The Mull girls were born independent. Was it because Mother, who didn’t nurse, was so uninspiring and Dad couldn’t be bothered, or was it something innate, like the X factor, the genetic alleles that make us unique? Margaret, called Maggie, came first, followed by Elizabeth, called Lizzie, a year later. With two girls to look after, Nelly moved the family from Mull Gardens, which in her opinion was too common, to snappy Bel Air, an elegant new community in the hills above Westwood, built by a rancher, who, like Eddie, had struck oil—his in Santa Fe Springs. Willie moved into a rented bungalow in West Hollywood to be near his church, and Cal joined his aunt, uncle and little cousins in Bel Air rather than share another house with his father, who was rarely home.

Cal was the brother the girls didn’t have and wouldn’t have, for after Lizzie the doctor said there’d be no more babies. It was a shock, for Nelly thought of herself as the perfect physical specimen, which is why she hadn’t nursed. Cal became the son she didn’t have and Nelly the mother he didn’t have. He was a pleasant and helpful boy, as if something in his unconscious had been touched by the misery he’d seen from his mother’s backpack in the dingy alleyways of Shanghai. Willie said that Cal’s good nature came from Chun hua, who nursed him (and Willie, too), teaching them something of Chinese endurance and stoicism. Cal was born “in the Tao,” Chun hua used to say, an obscure Oriental idea Willie never fully understood.

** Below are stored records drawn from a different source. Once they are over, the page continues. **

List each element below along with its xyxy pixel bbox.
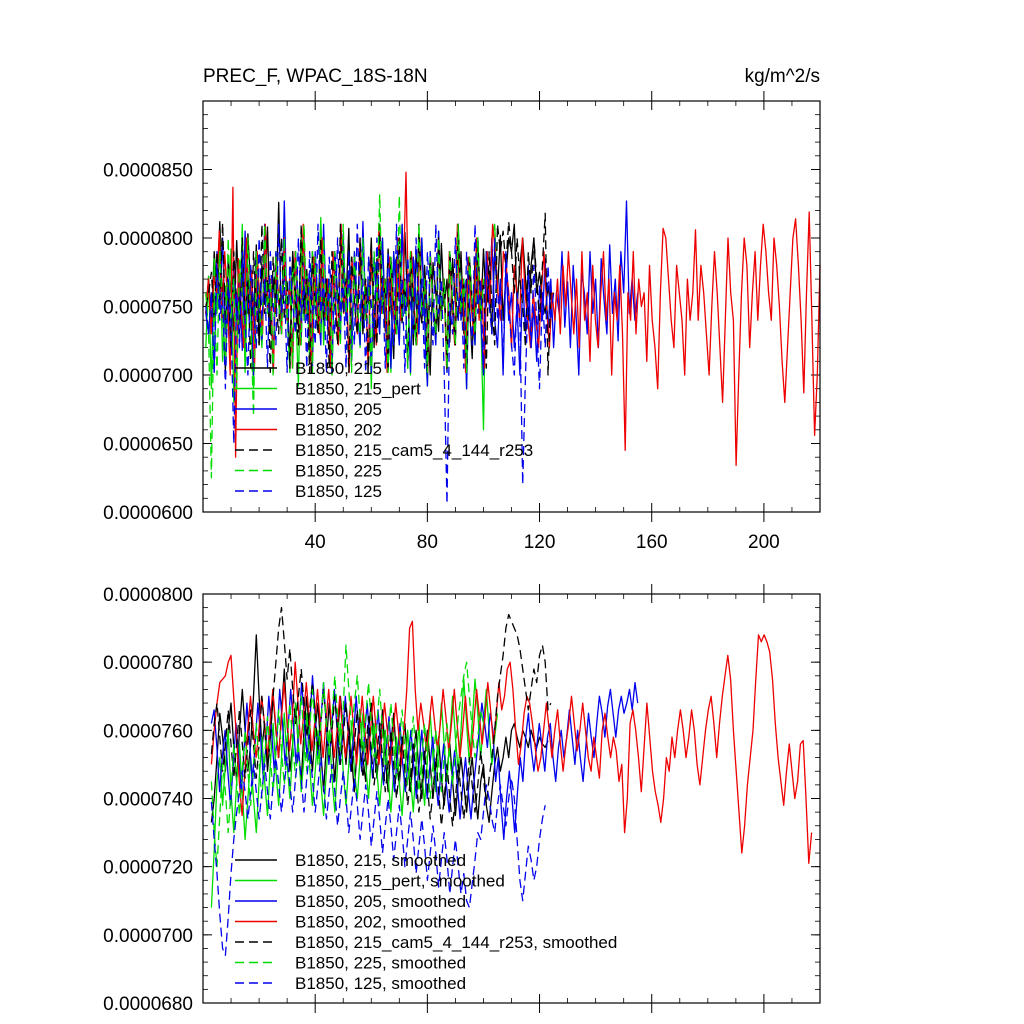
series-line-5 (210, 644, 485, 868)
y-tick-label: 0.0000800 (103, 229, 193, 250)
upper-plot-frame (202, 100, 821, 513)
upper-panel: PREC_F, WPAC_18S-18N kg/m^2/s 0.00006000… (103, 66, 821, 553)
x-tick-label: 120 (524, 532, 556, 553)
y-tick-label: 0.0000740 (103, 790, 193, 811)
legend-label: B1850, 125, smoothed (295, 974, 466, 993)
legend-label: B1850, 215_pert, smoothed (295, 872, 505, 891)
series-line-6 (205, 223, 555, 505)
legend-label: B1850, 225 (295, 462, 382, 481)
legend-label: B1850, 202, smoothed (295, 913, 466, 932)
upper-series-lines (205, 171, 821, 505)
lower-plot-frame (202, 593, 821, 1004)
lower-ticks: 0.0000680 0.0000700 0.0000720 0.0000740 0.00… (103, 584, 820, 1015)
legend-label: B1850, 205, smoothed (295, 892, 466, 911)
legend-label: B1850, 215_pert (295, 380, 421, 399)
legend-label: B1850, 215_cam5_4_144_r253 (295, 441, 533, 460)
y-tick-label: 0.0000850 (103, 161, 193, 182)
x-tick-label: 80 (417, 532, 438, 553)
series-line-4 (205, 212, 552, 376)
x-tick-label: 40 (305, 532, 326, 553)
legend-label: B1850, 202 (295, 421, 382, 440)
y-tick-label: 0.0000780 (103, 653, 193, 674)
y-tick-label: 0.0000800 (103, 585, 193, 606)
upper-ticks: 0.0000600 0.0000650 0.0000700 0.0000750 0.00… (103, 91, 820, 553)
lower-panel: 0.0000680 0.0000700 0.0000720 0.0000740 0.00… (103, 584, 821, 1015)
y-tick-label: 0.0000650 (103, 435, 193, 456)
legend-label: B1850, 225, smoothed (295, 954, 466, 973)
series-line-3 (205, 171, 821, 467)
legend-label: B1850, 125 (295, 482, 382, 501)
units-label: kg/m^2/s (745, 66, 820, 87)
x-tick-label: 160 (636, 532, 668, 553)
x-tick-label: 200 (748, 532, 780, 553)
y-tick-label: 0.0000700 (103, 926, 193, 947)
legend-label: B1850, 215 (295, 359, 382, 378)
series-line-6 (210, 750, 546, 956)
y-tick-label: 0.0000700 (103, 366, 193, 387)
legend-label: B1850, 215, smoothed (295, 851, 466, 870)
series-line-3 (210, 620, 813, 864)
chart-title: PREC_F, WPAC_18S-18N (203, 66, 428, 87)
y-tick-label: 0.0000600 (103, 503, 193, 524)
y-tick-label: 0.0000750 (103, 298, 193, 319)
legend-label: B1850, 205 (295, 400, 382, 419)
series-line-4 (210, 606, 552, 827)
legend-label: B1850, 215_cam5_4_144_r253, smoothed (295, 933, 617, 952)
y-tick-label: 0.0000760 (103, 721, 193, 742)
lower-series-lines (210, 606, 813, 956)
y-tick-label: 0.0000680 (103, 994, 193, 1015)
y-tick-label: 0.0000720 (103, 858, 193, 879)
lower-legend: B1850, 215, smoothed B1850, 215_pert, smo… (235, 851, 617, 993)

For a while, Nelly tried to raise her daughters like other little rich girls in Bel Air, dressing them in cute pastel dresses for school and bows and pinafores for dance lessons at the Wilshire Ebell. The girls wouldn’t have it. They were aided by Cal, their chief babysitter and confederate. He was in the eighth grade his first year in Bel Air, Maggie and Lizzie starting kindergarten and nursery school. Sometimes he caught the school bus down the hill, but often Nelly drove the three of them down together.

On her own, Lizzie, the younger, might have bent to her mother’s schemes, but Maggie pulled her along in her draft. She was a gritty, outdoorsy kind of girl who preferred boys to girls and loved competition. When she was seven they got her a horse, named Dynamite, which they boarded at stables at Playa del Rey. A year later Lizzie got her horse, too. Nelly hated everything about horses—the dust, the smells, the flies, the shit—and soon was employing Cal to chaperone the girls on the trolleys that stopped in Playa del Rey on their way down the coast to Redondo beach. At fifteen, Cal got a driver’s permit and new responsibilities as the girls’ chauffeur. Nelly was more than happy to turn her car over to him. Riding days conflicted with her bridge days.

For Cal, a nature boy, Playa del Rey was love at first sight. A beachy village at the foot of a long sandy hill overlooking a vast area of marshes and dunes, it was home to every species of waterfowl known to Southern California. He’d take his bicycle along, and while the girls rode horses peddled the twisty hill streets with their view from Point Dume to Catalina Island. On foot he prowled the marshes of Ballona Creek. If he lifted his sights over the wetlands toward Venice, he could see the dozens of derricks Uncle Eddie had sunk into the marshy lands that once were part of Abbot Kinney’s dream. He hated the sight and so didn’t look.

For his sixteenth birthday, Eddie bought him a red Ford roadster. Twice a week he’d load his bike in the back, the girls in the front and head down Roscomare Road across Sunset to Wilshire and Sepulveda and on west to the stables, on the road soon to be named Culver. He graduated from high school that June and would start at USC in the fall but had two months to explore the city in his new car. It was a summer the cousins would never forget, the summer they spent every day together, free of adults, who were just as happy to be free of them.